In diesem Sinne wurden Ende des letzten Jahrtausends mehrere Konzepte entwickelt. Das Vorhaben, einen „Gaming-PC“ im Konsolenformat durch andere Hersteller produzieren zu lassen, erwies sich als unpraktikabel. In der Branche gewann diese Idee keine Freunde. Dell beurteile das Vorhaben kritisch, EA, damals einer der größten Publisher am Markt, verweigerte die Unterstützung, weil die vorbehaltlose Unterstützung durch den Plattformhalter als wesentliche Voraussetzung für den Verkauf relevanter Stückzahlen betrachtet wurde. Intern wurde die „DirectX Box“ daher zeitweilig „Coffin Box“ (dt.: Sarg) genannt.

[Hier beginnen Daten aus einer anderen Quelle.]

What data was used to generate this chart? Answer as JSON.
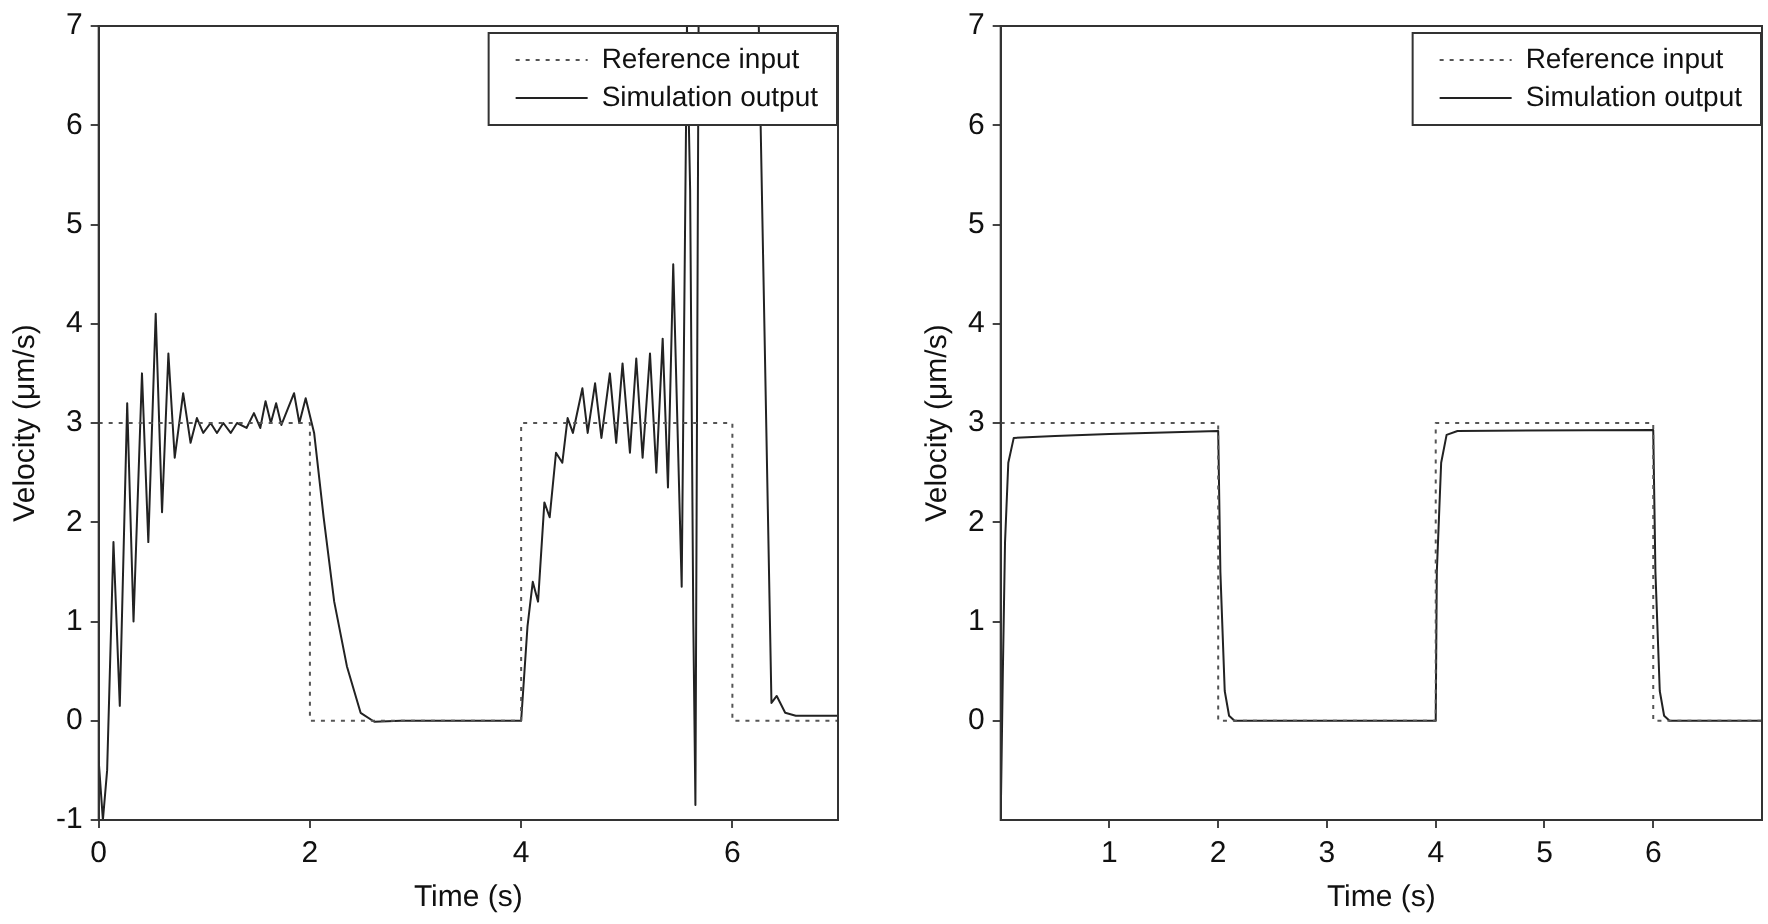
{
  "chart_data": [
    {
      "type": "line",
      "xlabel": "Time (s)",
      "ylabel": "Velocity (μm/s)",
      "xlim": [
        0,
        7
      ],
      "ylim": [
        -1,
        7
      ],
      "xticks": [
        0,
        2,
        4,
        6
      ],
      "yticks": [
        -1,
        0,
        1,
        2,
        3,
        4,
        5,
        6,
        7
      ],
      "grid": false,
      "legend": "top right",
      "marker": "none",
      "series": [
        {
          "name": "Reference input",
          "color": "#555555",
          "line_style": "dotted",
          "x": [
            0,
            2,
            2,
            4,
            4,
            6,
            6,
            7
          ],
          "values": [
            3,
            3,
            0,
            0,
            3,
            3,
            0,
            0
          ]
        },
        {
          "name": "Simulation output",
          "color": "#222222",
          "line_style": "solid",
          "x": [
            0,
            0.04,
            0.08,
            0.14,
            0.2,
            0.27,
            0.33,
            0.41,
            0.47,
            0.54,
            0.6,
            0.66,
            0.72,
            0.8,
            0.87,
            0.93,
            0.99,
            1.06,
            1.12,
            1.18,
            1.25,
            1.31,
            1.4,
            1.47,
            1.53,
            1.58,
            1.63,
            1.68,
            1.73,
            1.85,
            1.9,
            1.96,
            2.04,
            2.13,
            2.23,
            2.35,
            2.48,
            2.61,
            2.86,
            4.0,
            4.06,
            4.11,
            4.16,
            4.22,
            4.27,
            4.33,
            4.39,
            4.44,
            4.49,
            4.58,
            4.63,
            4.7,
            4.76,
            4.84,
            4.9,
            4.96,
            5.03,
            5.09,
            5.15,
            5.22,
            5.28,
            5.34,
            5.39,
            5.44,
            5.52,
            5.57,
            5.6,
            5.63,
            5.65,
            5.68,
            5.9,
            6.25,
            6.37,
            6.42,
            6.5,
            6.6,
            7
          ],
          "values": [
            -0.4,
            -1,
            -0.5,
            1.8,
            0.15,
            3.2,
            1.0,
            3.5,
            1.8,
            4.1,
            2.1,
            3.7,
            2.65,
            3.3,
            2.8,
            3.05,
            2.9,
            3.0,
            2.9,
            3.0,
            2.9,
            3.0,
            2.95,
            3.1,
            2.95,
            3.22,
            3.0,
            3.2,
            2.98,
            3.3,
            3.0,
            3.25,
            2.9,
            2.05,
            1.2,
            0.55,
            0.08,
            -0.01,
            0,
            0,
            0.95,
            1.4,
            1.2,
            2.2,
            2.05,
            2.7,
            2.6,
            3.05,
            2.9,
            3.35,
            2.9,
            3.4,
            2.85,
            3.5,
            2.8,
            3.6,
            2.7,
            3.65,
            2.65,
            3.7,
            2.5,
            3.85,
            2.35,
            4.6,
            1.35,
            7,
            5.35,
            1.0,
            -0.85,
            7,
            null,
            7,
            0.18,
            0.25,
            0.08,
            0.05,
            0.05
          ]
        }
      ]
    },
    {
      "type": "line",
      "xlabel": "Time (s)",
      "ylabel": "Velocity (μm/s)",
      "xlim": [
        0,
        7
      ],
      "ylim": [
        -1,
        7
      ],
      "xticks": [
        1,
        2,
        3,
        4,
        5,
        6
      ],
      "yticks": [
        0,
        1,
        2,
        3,
        4,
        5,
        6,
        7
      ],
      "grid": false,
      "legend": "top right",
      "marker": "none",
      "series": [
        {
          "name": "Reference input",
          "color": "#555555",
          "line_style": "dotted",
          "x": [
            0,
            2,
            2,
            4,
            4,
            6,
            6,
            7
          ],
          "values": [
            3,
            3,
            0,
            0,
            3,
            3,
            0,
            0
          ]
        },
        {
          "name": "Simulation output",
          "color": "#222222",
          "line_style": "solid",
          "x": [
            0,
            0.02,
            0.04,
            0.07,
            0.12,
            0.5,
            1.0,
            2.0,
            2.02,
            2.06,
            2.1,
            2.15,
            4.0,
            4.01,
            4.05,
            4.1,
            4.2,
            6.0,
            6.02,
            6.06,
            6.1,
            6.15,
            7
          ],
          "values": [
            -1,
            0.5,
            1.8,
            2.6,
            2.85,
            2.87,
            2.89,
            2.92,
            1.5,
            0.3,
            0.05,
            0,
            0,
            1.5,
            2.6,
            2.88,
            2.92,
            2.93,
            1.5,
            0.3,
            0.05,
            0,
            0
          ]
        }
      ]
    }
  ]
}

Das Vorhaben, die Konsole mit einer Version von Windows zu bestücken, wurde schließlich fallen gelassen. Hilfreich war das erklärte Ziel des Unterfangens: Nicht etwa Spieler als Zielgruppe für Microsoft zu begeistern, sondern im Wohnzimmer zu landen und diesen Bereich des Hauses vor Sony-Produkten zu sichern. Ende 1999 wurde aus dem kompakten Gaming-PC deshalb eine Plattform mit eigener Hardware, auf der spezielle Software lief – also eine klassische Konsole.
Die Jagd nach Spielen
Publisher wie EA und Bethesda blieben jedoch skeptisch, so stellen es die CEOs von damals dar. Denn Microsoft hatte auch vor 20 Jahren den Ruf, viel auszuprobieren, Projekte bei Misserfolg aber schnell wieder einzustampfen. Solche Fehlinvestitionen wollten sich kleinere Unternehmen nicht leisten. Bei der Jagd nach Spielen sagten zunächst Konami nach Sicht der Hardware-Specs und Tecmo nach einer durchzechten Nacht zu. Versucht wurde außerdem, zusätzliche Entwickler zu kaufen. EA lehnte eine Anfrage allerdings rundheraus ab.

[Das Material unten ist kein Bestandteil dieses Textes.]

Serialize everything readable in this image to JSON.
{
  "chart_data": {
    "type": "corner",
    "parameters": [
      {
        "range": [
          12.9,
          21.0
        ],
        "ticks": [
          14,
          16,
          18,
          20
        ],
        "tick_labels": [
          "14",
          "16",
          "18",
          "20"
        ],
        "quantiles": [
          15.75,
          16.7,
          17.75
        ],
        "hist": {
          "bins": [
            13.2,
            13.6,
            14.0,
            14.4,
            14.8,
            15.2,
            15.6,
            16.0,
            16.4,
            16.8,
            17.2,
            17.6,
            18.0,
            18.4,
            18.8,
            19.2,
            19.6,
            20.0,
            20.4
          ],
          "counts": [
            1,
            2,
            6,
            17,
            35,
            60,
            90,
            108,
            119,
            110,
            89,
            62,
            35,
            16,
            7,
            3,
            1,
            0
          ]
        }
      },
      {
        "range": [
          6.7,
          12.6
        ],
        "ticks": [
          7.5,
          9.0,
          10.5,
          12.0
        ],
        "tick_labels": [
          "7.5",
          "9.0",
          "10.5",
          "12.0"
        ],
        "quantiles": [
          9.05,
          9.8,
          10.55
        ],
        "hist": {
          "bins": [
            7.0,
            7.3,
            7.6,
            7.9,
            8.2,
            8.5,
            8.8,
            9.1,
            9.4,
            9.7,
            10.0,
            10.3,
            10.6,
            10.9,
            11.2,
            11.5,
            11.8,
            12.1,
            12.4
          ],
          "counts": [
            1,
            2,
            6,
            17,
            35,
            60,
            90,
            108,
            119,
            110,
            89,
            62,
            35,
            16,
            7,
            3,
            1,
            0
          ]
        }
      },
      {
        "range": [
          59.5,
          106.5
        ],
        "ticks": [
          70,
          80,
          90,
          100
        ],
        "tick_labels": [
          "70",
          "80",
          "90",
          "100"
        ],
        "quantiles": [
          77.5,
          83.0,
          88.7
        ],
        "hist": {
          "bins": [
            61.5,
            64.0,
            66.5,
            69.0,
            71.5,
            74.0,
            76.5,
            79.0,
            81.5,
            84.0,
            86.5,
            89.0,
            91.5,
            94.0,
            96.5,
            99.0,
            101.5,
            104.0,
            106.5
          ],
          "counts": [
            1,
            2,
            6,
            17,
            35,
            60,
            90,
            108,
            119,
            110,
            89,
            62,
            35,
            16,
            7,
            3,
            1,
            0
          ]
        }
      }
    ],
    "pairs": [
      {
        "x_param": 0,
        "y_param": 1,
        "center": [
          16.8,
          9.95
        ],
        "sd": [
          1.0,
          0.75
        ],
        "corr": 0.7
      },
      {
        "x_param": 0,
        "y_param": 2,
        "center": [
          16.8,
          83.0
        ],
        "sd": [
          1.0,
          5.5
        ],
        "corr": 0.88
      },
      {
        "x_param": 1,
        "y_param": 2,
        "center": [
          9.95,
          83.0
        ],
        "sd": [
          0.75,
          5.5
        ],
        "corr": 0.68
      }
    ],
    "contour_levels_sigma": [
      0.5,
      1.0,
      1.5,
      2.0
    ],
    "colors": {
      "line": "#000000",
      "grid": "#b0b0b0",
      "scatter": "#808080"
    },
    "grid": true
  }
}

Steve Ballmer schickte daraufhin ein Team zu Sondierungsgesprächen zu einem Treffen mit Nintendo. Das Ergebnis beschreibt Kevin Bachus, der damalige Director für Third-Party-Relations so: „Sie haben sich kaputtgelacht. Stellt euch vor, dass jemand euch eine Stunde lang nur auslacht. So ungefähr ist das Treffen gelaufen“. Auch der Vorschlag einer Kooperation wurde abgelehnt. Das Angebot hier war zumindest auf dem Papier etwas vielversprechender: Microsoft schlug vor, sich um die Hardware zu kümmern, die bei Nintendo traditionell geringere Bedeutung hat, der japanische Konzern sollte die Spiele für die dann gemeinsame Plattform entwickeln.
Der Underdog als Matchwinner
Als unerwarteter Matchwinner entpuppte sich Bungie, das Ende der 1990er Jahre niemand auf dem Radar hatte und von Microsoft gekauft wurde, obwohl Halo zunächst nur für den PC entwickelt wurde. Midway-CEO Neil Nicastro nannte das Xbox-Team daraufhin „die dümmsten Menschen in der Branche“, erinnert sich Bachus. Einen PC-Entwickler mit einem First-Person-Shooter, einem Genre, das auf Konsolen zu dem Zeitpunkt als quasi ungeeignet galt, zu übernehmen, ließ sich von außen schwer nachvollziehen. Auch mit der Entscheidung, voll auf die kommenden Breitband-Internetanschlüsse zu setzen, lief Microsoft gegen Erwartungen, bedeutete Multiplayer damals doch, zusammen auf einer Couch zu sitzen. Beide Entscheidungen zusammen verschafften der Xbox allerdings eine eigene Identität und trotz zunächst ausbleibender Profitabilität einen soliden Marktanteil.